Bolinas may become the first coastal town in Marin with resident-only parking permits on public streets, albeit for three hours in the night. In search of more reliable street parking downtown, frustrated townspeople are looking into issuing permits for residents along Brighton Avenue, where beachgoers, vans and R.V.s sometimes crowd out locals. A previous ballot measure that enacted an overnight ban on large vehicles was renewed last fall, but some saw it as incomplete. This spring, a committee of volunteers is preparing to survey downtown homeowners and seek a new ordinance that would limit long-term street parking on one side of the street to residents from 2 a.m. to 5 a.m.
“Our goal is to put something together that meets the resident need and doesn’t start riling people up over issues that don’t even exist,” said Sherry Hirsch, a Wharf Road resident who serves as secretary for the committee.
The plan is still in its early stages, but the six-member committee met with Supervisor Dennis Rodoni and presented its progress to the Bolinas Community Public Utility District earlier this month.
The California Coastal Commission could prove to be a major obstacle. No coastal towns in Marin or Sonoma Counties have such programs, and the commission has rejected efforts by local governments elsewhere in the state to issue residential parking permits because they interfered with visitors’ ability to access the coastline. Public access to the coast is a key element of the California Coastal Act, which the commission administers.
Residential parking permits within the coastal zone are “almost always fraught with public access impacts,” said Noaki Schwartz, a public information officer with the coastal commission, because they effectively privatize public parking spots.
“This is especially impactful in small coastal communities with limited parking like Bolinas,” Ms. Schwartz said. “Any program that we would consider would have to be very narrowly tailored to the issues articulated by the community that they are purportedly trying to address, with appropriate mitigations for impacts to public access.”
Coastal commission staffers have met with members of the resident permit parking plan committee and county staff to give feedback on the permit program. Ms. Hirsch said their input was positive, but the commission can’t determine whether the restriction would be fully consistent with the Coastal Act until the volunteers develop a formal project proposal.
Measure X, which Marin’s Deputy Zoning Administrator renewed last November, already bars oversized vehicles from parking on downtown Bolinas streets overnight. The ordinance, first passed in 2018 and aimed at people who camp in R.V.s on Wharf Road, Brighton Avenue and Park Avenue, had continued support from many downtown residents who said it had somewhat improved the parking situation.

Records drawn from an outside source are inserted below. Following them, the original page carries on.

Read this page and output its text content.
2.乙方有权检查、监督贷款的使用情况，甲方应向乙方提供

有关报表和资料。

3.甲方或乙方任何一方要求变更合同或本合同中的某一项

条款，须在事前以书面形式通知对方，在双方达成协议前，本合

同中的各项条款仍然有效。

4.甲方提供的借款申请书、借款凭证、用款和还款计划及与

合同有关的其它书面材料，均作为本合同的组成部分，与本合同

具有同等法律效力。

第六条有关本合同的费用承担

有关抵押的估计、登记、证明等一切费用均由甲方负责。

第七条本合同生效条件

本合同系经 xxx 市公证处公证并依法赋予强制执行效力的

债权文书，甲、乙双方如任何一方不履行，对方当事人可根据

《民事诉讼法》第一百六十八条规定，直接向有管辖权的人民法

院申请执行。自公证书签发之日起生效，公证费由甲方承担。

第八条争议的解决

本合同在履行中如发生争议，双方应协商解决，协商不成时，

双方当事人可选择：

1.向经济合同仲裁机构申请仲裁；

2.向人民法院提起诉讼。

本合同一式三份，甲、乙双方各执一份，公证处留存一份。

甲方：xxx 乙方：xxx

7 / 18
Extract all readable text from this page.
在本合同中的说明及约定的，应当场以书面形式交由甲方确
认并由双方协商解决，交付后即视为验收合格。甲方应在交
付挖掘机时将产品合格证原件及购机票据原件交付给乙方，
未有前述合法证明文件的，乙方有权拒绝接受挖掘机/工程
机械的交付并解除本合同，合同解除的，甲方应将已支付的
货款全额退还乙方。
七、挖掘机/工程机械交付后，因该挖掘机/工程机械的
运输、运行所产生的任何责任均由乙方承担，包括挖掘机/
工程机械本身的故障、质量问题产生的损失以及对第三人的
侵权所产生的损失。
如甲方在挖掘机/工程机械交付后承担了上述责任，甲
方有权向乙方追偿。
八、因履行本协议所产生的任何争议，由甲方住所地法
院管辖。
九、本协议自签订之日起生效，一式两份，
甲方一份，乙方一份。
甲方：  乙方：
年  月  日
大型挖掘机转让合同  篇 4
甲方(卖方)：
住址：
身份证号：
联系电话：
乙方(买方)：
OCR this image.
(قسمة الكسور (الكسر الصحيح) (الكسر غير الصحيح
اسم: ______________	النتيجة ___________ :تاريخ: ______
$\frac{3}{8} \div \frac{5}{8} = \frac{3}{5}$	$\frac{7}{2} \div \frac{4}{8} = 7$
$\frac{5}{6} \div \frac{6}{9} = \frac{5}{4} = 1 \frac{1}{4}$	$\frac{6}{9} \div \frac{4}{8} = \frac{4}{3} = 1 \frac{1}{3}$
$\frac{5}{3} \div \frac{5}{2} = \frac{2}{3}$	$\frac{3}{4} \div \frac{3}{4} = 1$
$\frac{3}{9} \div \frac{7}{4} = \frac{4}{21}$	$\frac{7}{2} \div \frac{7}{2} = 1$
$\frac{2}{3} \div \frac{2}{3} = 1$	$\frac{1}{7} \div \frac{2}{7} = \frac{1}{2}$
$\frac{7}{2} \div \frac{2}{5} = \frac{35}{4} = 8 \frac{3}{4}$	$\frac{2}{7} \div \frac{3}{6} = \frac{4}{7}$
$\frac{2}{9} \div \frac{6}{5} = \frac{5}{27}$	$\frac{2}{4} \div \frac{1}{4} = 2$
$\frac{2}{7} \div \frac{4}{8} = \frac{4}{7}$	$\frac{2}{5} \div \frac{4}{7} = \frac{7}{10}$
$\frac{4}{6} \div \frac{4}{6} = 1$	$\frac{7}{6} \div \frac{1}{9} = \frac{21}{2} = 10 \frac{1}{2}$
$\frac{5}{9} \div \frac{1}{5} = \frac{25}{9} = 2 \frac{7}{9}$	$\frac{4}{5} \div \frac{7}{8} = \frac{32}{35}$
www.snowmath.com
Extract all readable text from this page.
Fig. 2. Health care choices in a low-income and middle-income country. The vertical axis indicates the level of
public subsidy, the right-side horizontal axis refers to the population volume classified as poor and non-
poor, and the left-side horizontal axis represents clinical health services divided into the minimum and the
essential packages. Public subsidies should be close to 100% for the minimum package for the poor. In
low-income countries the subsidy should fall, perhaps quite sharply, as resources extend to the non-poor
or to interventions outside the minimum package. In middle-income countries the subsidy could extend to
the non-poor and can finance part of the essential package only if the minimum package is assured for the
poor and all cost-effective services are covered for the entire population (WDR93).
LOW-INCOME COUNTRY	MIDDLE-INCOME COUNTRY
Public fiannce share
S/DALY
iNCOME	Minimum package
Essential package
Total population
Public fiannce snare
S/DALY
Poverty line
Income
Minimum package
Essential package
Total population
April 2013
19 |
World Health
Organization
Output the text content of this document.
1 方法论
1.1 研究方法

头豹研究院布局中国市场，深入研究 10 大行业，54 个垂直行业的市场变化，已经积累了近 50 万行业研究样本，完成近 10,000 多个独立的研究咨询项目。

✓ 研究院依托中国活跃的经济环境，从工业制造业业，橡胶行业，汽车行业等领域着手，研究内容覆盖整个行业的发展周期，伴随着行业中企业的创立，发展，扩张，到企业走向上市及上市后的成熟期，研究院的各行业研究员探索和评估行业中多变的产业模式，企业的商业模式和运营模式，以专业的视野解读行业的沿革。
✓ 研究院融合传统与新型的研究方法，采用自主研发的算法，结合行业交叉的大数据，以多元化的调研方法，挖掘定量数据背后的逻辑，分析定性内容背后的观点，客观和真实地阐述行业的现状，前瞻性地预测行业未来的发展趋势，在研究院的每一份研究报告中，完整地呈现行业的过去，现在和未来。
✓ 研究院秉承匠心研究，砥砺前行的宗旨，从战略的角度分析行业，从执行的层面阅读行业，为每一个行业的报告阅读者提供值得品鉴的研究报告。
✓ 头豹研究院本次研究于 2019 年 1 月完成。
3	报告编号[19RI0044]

In 2020, the rules were expanded to both sides of the streets after a county report found they had little impact. But because the rules still make exceptions for cars and pickups, those vehicles continue to take up parking on downtown streets for weeks on end, irking some locals.
Yet many of the campers themselves are locals. Bolinas is the West Marin town with the highest number of people living in vehicles, and community groups say many of them have longstanding ties to the community.
Joshua Faulkner has lived in Bolinas, both in houses and vehicles, for 30 years. His bus was towed multiple times for violating the Measure X restriction, and he now lives out of a minivan on Brighton Avenue.
Mr. Faulkner said new parking rules are evidence of change in Bolinas, where locals famously used to take down the sign that pointed visitors to town and, more recently, used stickers to change “No Parking” signs to read “Bo Parking.” “We don’t need any more signs,” he said.
Ms. Hirsch said the new parking permits would supplement, not replace, the Measure X rules, and would apply to a much smaller area: the eastern side of Brighton Avenue. In April, the committee plans to survey the roughly two dozen homeowners along the affected stretch of street to gauge support and estimate the number of vehicles that would need permits. There would likely be a limited number, Ms. Hirsch said, but most of the properties also have off-street parking spots.
“Not every house is going to get permits for all their vehicles,” she said. “They’re not all going to get permits for their guests.”
Unlike Measure X, a ballot measure that faced a vote by the whole town, Ms. Hirsch hopes the narrower Brighton Avenue restrictions could move forward through a permit process after one-on-one conversations with the street’s residents.
Another idea for solving the town’s parking woes is in an even earlier stage: earlier this month, BCPUD chose board member Don Smith as its representative on a newly formed Alternative Parking and Shuttle Committee for Bolinas. Suggested by Supervisor Rodoni, the new committee will meet to discuss options for easing the burden of drivers entering Bolinas during busy months, including a shuttle that would bring in visitors from an offsite parking lot. On weekends, a similar shuttle ferries visitors from a parking lot along Highway 101 to Muir Woods National Monument, where parking frequently fills up and must be reserved in advance.
This article was clarified on Feb. 27 to include that the BCPUD committee and the county are exploring limiting parking to residents with permits from 2 a.m. to 5 a.m. only.